And for the more than 20 million people who live in or visit Beijing, the capital, there is an additional concern: a popup that can randomly appear on your phone to disrupt all your plans.
As of 2020, China launched a contact tracing program that assigns a QR code to everyone in the country. It shows your covid status and allows you to enter public places or take public transport. As part of China’s strict zero-covid policy, the system has persisted, and some of the once-lauded features that kept deaths relatively low in the country now feel more burdensome than beneficial to its citizens. (Most covid apps from other countries have been suspended. We documented them all in 2020.)
The pop-up window, 弹窗, is an additional complicated layer that Beijing added to its tracing system. This covid mobile app window will not disappear unless the user immediately takes a PCR test. It gives extensive instructions on what to do under the heading “friendly reminders”, but it’s not that friendly. It hides a user’s QR code so that it cannot be scanned, thus denying people access to almost everywhere in China. In some cases, it only takes one day of a PCR test to make the window disappear; other times, people may be asked to self-quarantine at home for seven days or more.
I have friends all over China, and I’ve seen a lot of them complain about this this year. “I went for a PCR test to solve the pop-up problem, but the location of the test turned out to be a high-risk area, so I was asked to quarantine at home for 14 days” , a friend wrote in April. The details may differ, but they all agree on the particular threat: no one knows why they’re getting the pop-up or when they’ll get it, and there’s no way to prepare for it.
Officially, the Beijing municipal government says there are several reasons people have a pop-up: you’ve been to a city with recent covid cases; you just went abroad; you have been in the same “time and space” with someone exposed to covid; or you have not had a PCR test within 72 hours of buying fever or cough medicine.

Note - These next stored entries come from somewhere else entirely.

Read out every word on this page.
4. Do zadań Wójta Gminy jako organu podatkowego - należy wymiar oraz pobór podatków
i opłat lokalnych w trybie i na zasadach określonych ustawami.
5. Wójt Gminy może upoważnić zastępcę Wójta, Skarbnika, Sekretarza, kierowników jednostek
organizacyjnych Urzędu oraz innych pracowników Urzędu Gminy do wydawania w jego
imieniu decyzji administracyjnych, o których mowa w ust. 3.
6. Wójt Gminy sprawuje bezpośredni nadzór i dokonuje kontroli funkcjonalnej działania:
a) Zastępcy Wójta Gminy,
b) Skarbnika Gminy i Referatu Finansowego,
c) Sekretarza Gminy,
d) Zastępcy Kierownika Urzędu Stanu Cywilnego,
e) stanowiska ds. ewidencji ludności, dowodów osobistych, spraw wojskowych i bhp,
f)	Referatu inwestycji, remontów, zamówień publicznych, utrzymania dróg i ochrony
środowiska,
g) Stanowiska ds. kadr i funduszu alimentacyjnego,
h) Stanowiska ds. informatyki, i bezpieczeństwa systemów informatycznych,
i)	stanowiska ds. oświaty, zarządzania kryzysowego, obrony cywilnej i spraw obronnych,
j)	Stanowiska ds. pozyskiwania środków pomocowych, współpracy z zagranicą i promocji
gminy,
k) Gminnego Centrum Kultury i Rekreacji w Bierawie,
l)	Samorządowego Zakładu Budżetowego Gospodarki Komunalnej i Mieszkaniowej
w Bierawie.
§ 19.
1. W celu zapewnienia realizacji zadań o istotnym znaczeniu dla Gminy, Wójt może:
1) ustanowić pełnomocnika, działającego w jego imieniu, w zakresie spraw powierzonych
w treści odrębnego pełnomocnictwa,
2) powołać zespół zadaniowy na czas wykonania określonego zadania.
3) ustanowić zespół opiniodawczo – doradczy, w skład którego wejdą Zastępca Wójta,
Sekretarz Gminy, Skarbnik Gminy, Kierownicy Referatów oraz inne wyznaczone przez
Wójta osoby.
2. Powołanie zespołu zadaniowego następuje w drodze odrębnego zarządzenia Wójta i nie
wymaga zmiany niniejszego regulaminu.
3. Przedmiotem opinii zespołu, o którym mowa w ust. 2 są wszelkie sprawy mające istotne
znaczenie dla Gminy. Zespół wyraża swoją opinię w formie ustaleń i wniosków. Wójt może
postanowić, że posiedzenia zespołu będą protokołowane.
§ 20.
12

But the problem is, while it’s presented as a high-tech pandemic solution, the app’s risk identification mechanism tends to cast a wider net than necessarywith no explanation as to why the popup appears, which often leaves people confused and stuck in covid limbo.
This is what happened to Flora Yuan, a 28-year-old resident of Beijing. He first got the pop-up earlier this year when he was walking outside his office building; he was immediately barred from re-entering. “After the pop-up, you’d still be able to walk down the street, but you’d need a QR code to enter anywhere, a park, a restaurant or a store,” he told me recently.